Bu şey, Yi Yun’un büyük ölçüde ilgisini çekti. Ya...Bir Metruk Gök Ustası olursam…

 

Yi Yun’un aklına birdenbire bu düşünce geldi ve büyüdükçe büyüdü. Bir tohum gibi, devasa bir ağaca dönüştü.

 

Metruk Gök Ustası olmak birçok fayda getirirdi!

 

Engin yabanda dünyanın en asil mesleğiydi. Metruk Gök Ustaları tekniklerini kullanarak ölçüsüz zenginlikler elde edebilirlerdi.

 

Zenginlik de yetişim kaynakları demekti!

 

Ayrıca enerjiyi işlemek için özel tekniklere de sahip olabilirlerdi. Bu düşünce heyecandan Yi Yun’un kalbinin daha hızlı atmasına sebep oldu.

 

Yi Yun daha önce Jiang Xiaorou’dan Metruk Gök Ustaları’nın farklı etkilere sahip metruk kemik kalıntıları yarattığını duymuştu. Bazıları tedavi amaçlı kullanılıyordu, bazıları yetişimi yükseltmek için. Bazıları darboğazları aşmak için kullanılıyordu, bazıları idrak kabiliyetini arttırmak için.

 

Teknik için de ihtisas gerekiyordu. Mor Kristal sadece saf enerjiyi absorbe edebilirdi ama enerjinin özelliklerini değiştiremezdi.

 

Enerjiyi yemeğe benzetirsek, Mor Kristal en iyi malzemeleri toplayan kişi olurdu. Metruk Gök Ustası aşçı ve Metruk Gök Teknikleri aşçının mutfak becerileri olurdu ve malzemeleri işlemek nefis yemekler ortaya çıkarırdı.

 

Mor Kristal ile en iyi malzemeleri toplardı ve bu malzemeleri işleme, değiştirme yeteneklerine sahip olursa, en iyi yemekleri yaratmayı öğrenmiş olmaz mıydı?

 

Ç.N.: Yi Yun’dan yemekli mutfaklı bir analoji beklenirdi zaten. Bravo Yi Yun, kendini hiç bozmuyorsun.

 

Yi Yun birkaç saniye içinde bu gelişigüzel düşüncelere dalmıştı. Bu sırada Lin Xintong Devasa Kan Taşı Canavarı’nın kemiklerini beyaz ışığın içinde eritmiş ve nihayetinde fasulye tanesi büyüklüğünde bir kemik kalıntısı hâline getirmişti.

 

Devasa kan Taşı Canavarı’nın etine ise dokunmamıştı. Eti ayırmış ve bir kenara koymuştu. Elini bir sallamasıyla, et, boyutlar arası bilekliğine depolandı.

 

Lin Xintong şaşkın bir ifadeyle kemik kalıntısına baktı. Ama daha fazla üzerinde durmadı ve parmağının bir fiskesiyle kalıntıyı Yi Yun’un avcuna gönderdi.

 

“Ye, durmaksızın savaşıyor olacaksın.
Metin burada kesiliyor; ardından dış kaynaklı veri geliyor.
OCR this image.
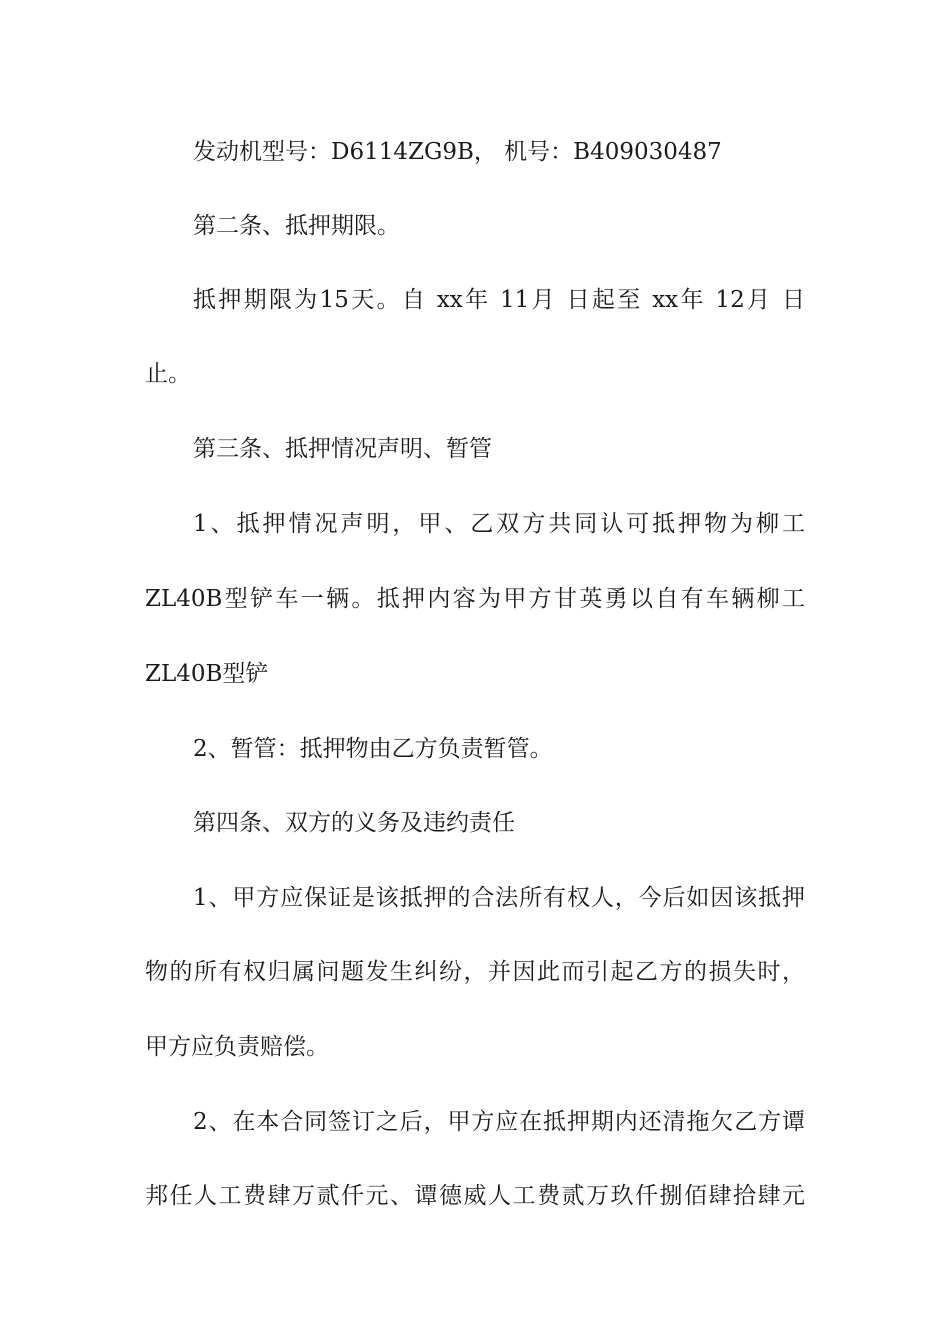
发动机型号：D6114ZG9B， 机号：B409030487
第二条、抵押期限。
抵押期限为15天。自 xx年 11月 日起至 xx年 12月 日
止。
第三条、抵押情况声明、暂管
1、抵押情况声明，甲、乙双方共同认可抵押物为柳工
ZL40B型铲车一辆。抵押内容为甲方甘英勇以自有车辆柳工
ZL40B型铲
2、暂管：抵押物由乙方负责暂管。
第四条、双方的义务及违约责任
1、甲方应保证是该抵押的合法所有权人，今后如因该抵押
物的所有权归属问题发生纠纷，并因此而引起乙方的损失时，
甲方应负责赔偿。
2、在本合同签订之后，甲方应在抵押期内还清拖欠乙方谭
邦任人工费肆万贰仟元、谭德威人工费贰万玖仟捌佰肆拾肆元
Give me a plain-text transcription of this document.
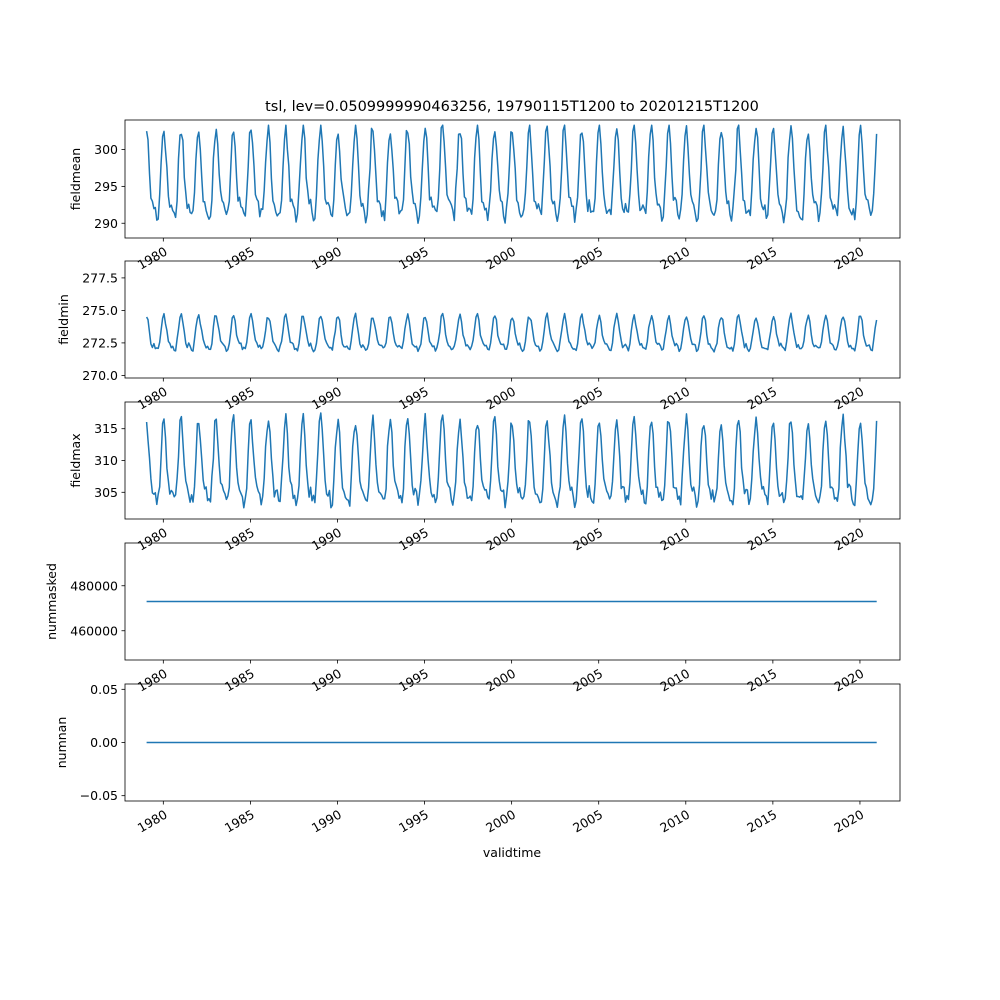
tsl, lev=0.0509999990463256, 19790115T1200 to 20201215T1200
290
295
300
1980	1985	1990	1995	2000	2005	2010	2015	2020
fieldmean
270.0
272.5
275.0
277.5
1980	1985	1990	1995	2000	2005	2010	2015	2020
fieldmin
305
310
315
1980	1985	1990	1995	2000	2005	2010	2015	2020
fieldmax
460000
480000
1980	1985	1990	1995	2000	2005	2010	2015	2020
nummasked
−0.05
0.00
0.05
1980	1985	1990	1995	2000	2005	2010	2015	2020
numnan
validtime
Enerji tüketimin fazla olacak.” dedi Lin Xintong aklında başka düşünceler varken. Kemiklerdeki enerjinin neden bu kadar yumuşak başlı olduğunu ve neden bu kadar verimli kontrol edebildiğini anlayamıyordu.

 

“Peki, Lin Hanım.” Yi Yun azgın hayvan kalıntısını aldı ve bir fıstıkmış gibi ağzına attı. Birkaç kez çiğnedikten sonra yuttu.

 

Azgın hayvan kalıntısının tadı alkollü şekerlerinki gibiydi. Midesine girdikten sonra tüm vücuduna bir ısı dalgası yayıldı. Tüketmiş olduğu enerji çabucak yenilendi.

 

Lin Xintong tarafından arıtılan hayvan kalıntısı, Mor Kristal’in özümsediği enerjiden farklıydı. Hayvan kalıntısının gücü yenileme etkisi daha iyiydi.

 

Yi Yun yapmacık bir dikkatsizlikle sordu: “Lin Hanım, aklıma gelmişken siz Metruk Gök Teknikleri’ni öğretiyor musunuz? Sıradan bir insan bu teknikleri öğrenmek isterse, bunları nasıl öğrenebilir?”

 

“Oh?” Lin Xintong, Yi Yun’a şaşkınlıkla baktı. Bu karanlık Metruk İnsan Vadisi’nde bile gözleri çok ışıltılıydı. “Metruk Gök Teknikleri’ni mi öğrenmek istiyorsun?”

 

“İlgileniyorum.” diyerek cevap verdi Yi Yun.

 

Lin Xintong başını salladı. “Öğrenmemeni tavsiye ederim. Öğrenmeye başladığın zaman pratik yapmak için çok büyük miktarlarda hayvan kemiklerine ihtiyacın olacak ve bir sürü de enerji harcayacaksın. Bu, çok büyük miktarlarda kaynak tüketir ve...enerji kontrol yöntemlerini öğrenmek için iyi bir öğretmen gerekir...Hem bir sürü kapsamlı ve karışık değişiklik gerekli. Çok zor bir iş!”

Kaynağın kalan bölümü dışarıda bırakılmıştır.